SIMEULUE – Polres Simeulue Gelar Konferensi pers pengungkapan kasus narkoba dan pencurian handphone yang berlangsung di Joglo Polres Simeulue, Jumat (10/3/2023).
Kapolres Simeulue AKBP Jatmiko, S.H.,M.H mengatakan, Polres Simeulue berhasil mengungkap kasus narkoba dan pencurian handphone.
Untuk kasus narkoba, ada 4 tersangka yang diamankan dan untuk kasus pencurian handphone ada 1 tersangka berikut satu unit sepeda motor sebagai barang bukti juga turut diamankan oleh petugas.
“Pengungkapan pencurian handphone itu dilakukan oleh Sat Reskrim Polres Simeulue setelah melakukan penyelidikan dan pengecekan CCTV, sehingga AJ berhasil diamankan oleh Sat Reskrim Polres Simeulue,” kata Jatmiko saat konferensi pers, Jumat (10/3/2023).

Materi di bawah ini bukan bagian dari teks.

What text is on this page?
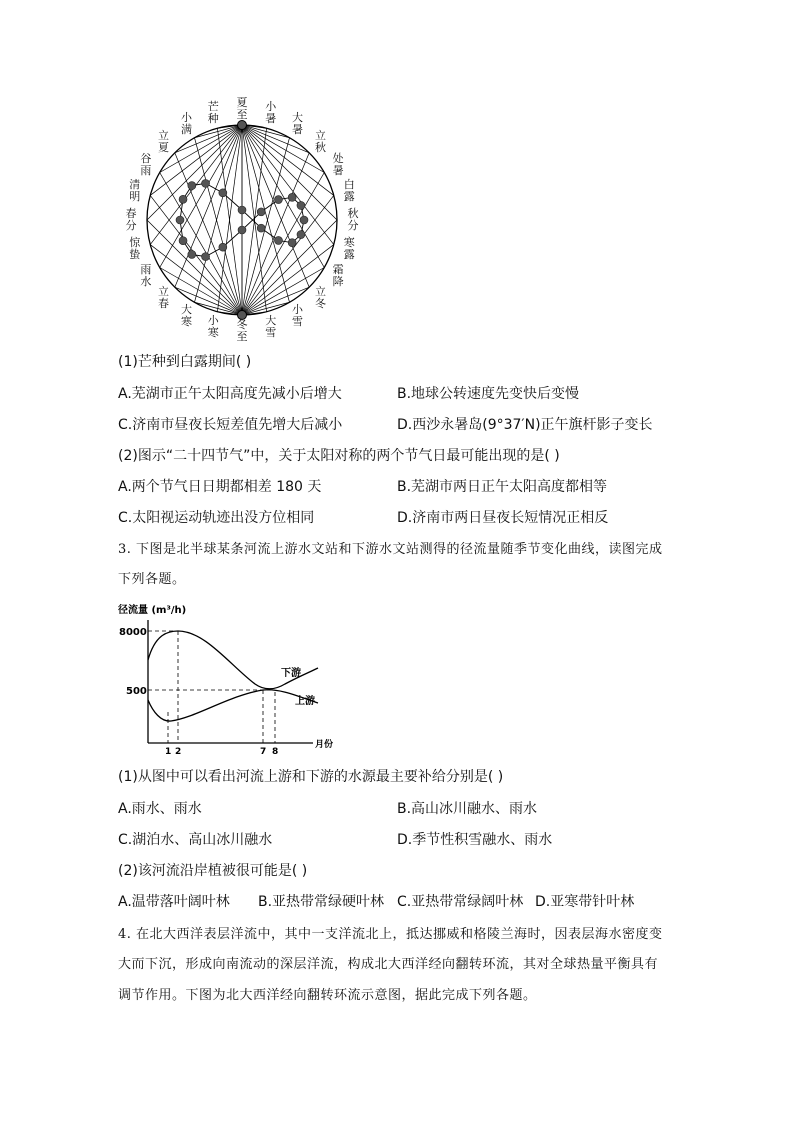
夏至
小暑 大暑 立秋
处暑
白露
秋分
寒露
霜降
立冬
小雪
大雪
冬至
小寒
大寒
立春
雨水
惊蛰
春分
清明
谷雨
立夏
小满
芒种
(1)芒种到白露期间( )
A.芜湖市正午太阳高度先减小后增大	B.地球公转速度先变快后变慢
C.济南市昼夜长短差值先增大后减小	D.西沙永暑岛(9°37′N)正午旗杆影子变长
(2)图示“二十四节气”中，关于太阳对称的两个节气日最可能出现的是( )
A.两个节气日日期都相差 180 天	B.芜湖市两日正午太阳高度都相等
C.太阳视运动轨迹出没方位相同	D.济南市两日昼夜长短情况正相反
3. 下图是北半球某条河流上游水文站和下游水文站测得的径流量随季节变化曲线，读图完成
下列各题。
径流量 (m³/h)
8000
500
1 2	7 8
月份
下游
上游
(1)从图中可以看出河流上游和下游的水源最主要补给分别是( )
A.雨水、雨水	B.高山冰川融水、雨水
C.湖泊水、高山冰川融水	D.季节性积雪融水、雨水
(2)该河流沿岸植被很可能是( )
A.温带落叶阔叶林 B.亚热带常绿硬叶林 C.亚热带常绿阔叶林 D.亚寒带针叶林
4. 在北大西洋表层洋流中，其中一支洋流北上，抵达挪威和格陵兰海时，因表层海水密度变
大而下沉，形成向南流动的深层洋流，构成北大西洋经向翻转环流，其对全球热量平衡具有
调节作用。下图为北大西洋经向翻转环流示意图，据此完成下列各题。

“Pasal yang disangkakan adalah pasal 362 Jo pasal 65 ayat (1) dan (2) KUHPidana dengan ancaman hukuman penjara selama lima tahun,” sambutannya.
Lebih lanjut kata Jatmiko, dari pengungkapan ganja kering ini, petugas berhasil mengamankan 4 tersangka masing-masing berinisial KI (37), BH (26), HA (50) dan IK (21).
Selain berhasil mengamankan tersangka, petugas juga turut mengamankan barang bukti berupa 2.9 kilo ganja kering.
“Kepada masing masing tersangka diterapkan pasal terhadap tersangka KI dipersangkakan pasal 114 ayat (2) Jo pasal 111 ayat(2) Jo 137 ayat (2) undang undang Republik Indonesia nomor 35 tahun 2009 tentang narkotika,” ujarnya.
Jatmiko menjelaskan, terhadap tersangka BH dipersangkakan pasal 114 ayat (2) dan ayat (1) JO Pasal 111 ayat (2) dan (1) Jo 127 ayat(2) dan (1) undang undang Republik Indonesia nomor 35 tahun 2009. Dengan ancaman pidana penjara minimal enam tahun dan maksimal 20 tahun denda maksimum satu milyar rupiah.
“Terhadap tersangka HA dipersangkakan pasal 114 ayat (1) JO Pasal 111 ayat (1)undang undang Republik Indonesia nomor 35 tahun 2009,” tuturnya.
Kemudian lanjutnya, terhadap tersangka IK dipersangkakan pasal 114 ayat (2) undang undang Republik Indonesia nomor 35 tahun 2009. Dengan ancaman pidana penjara minimal enam tahun dan maksimal 20 tahun denda maksimum satu milyar rupiah,”
“Saat ini tersangka dan barang bukti ditahan di Rumah Tahanan Polres Simeulue untuk proses penyidikan lebih lanjut,” pungkasnya.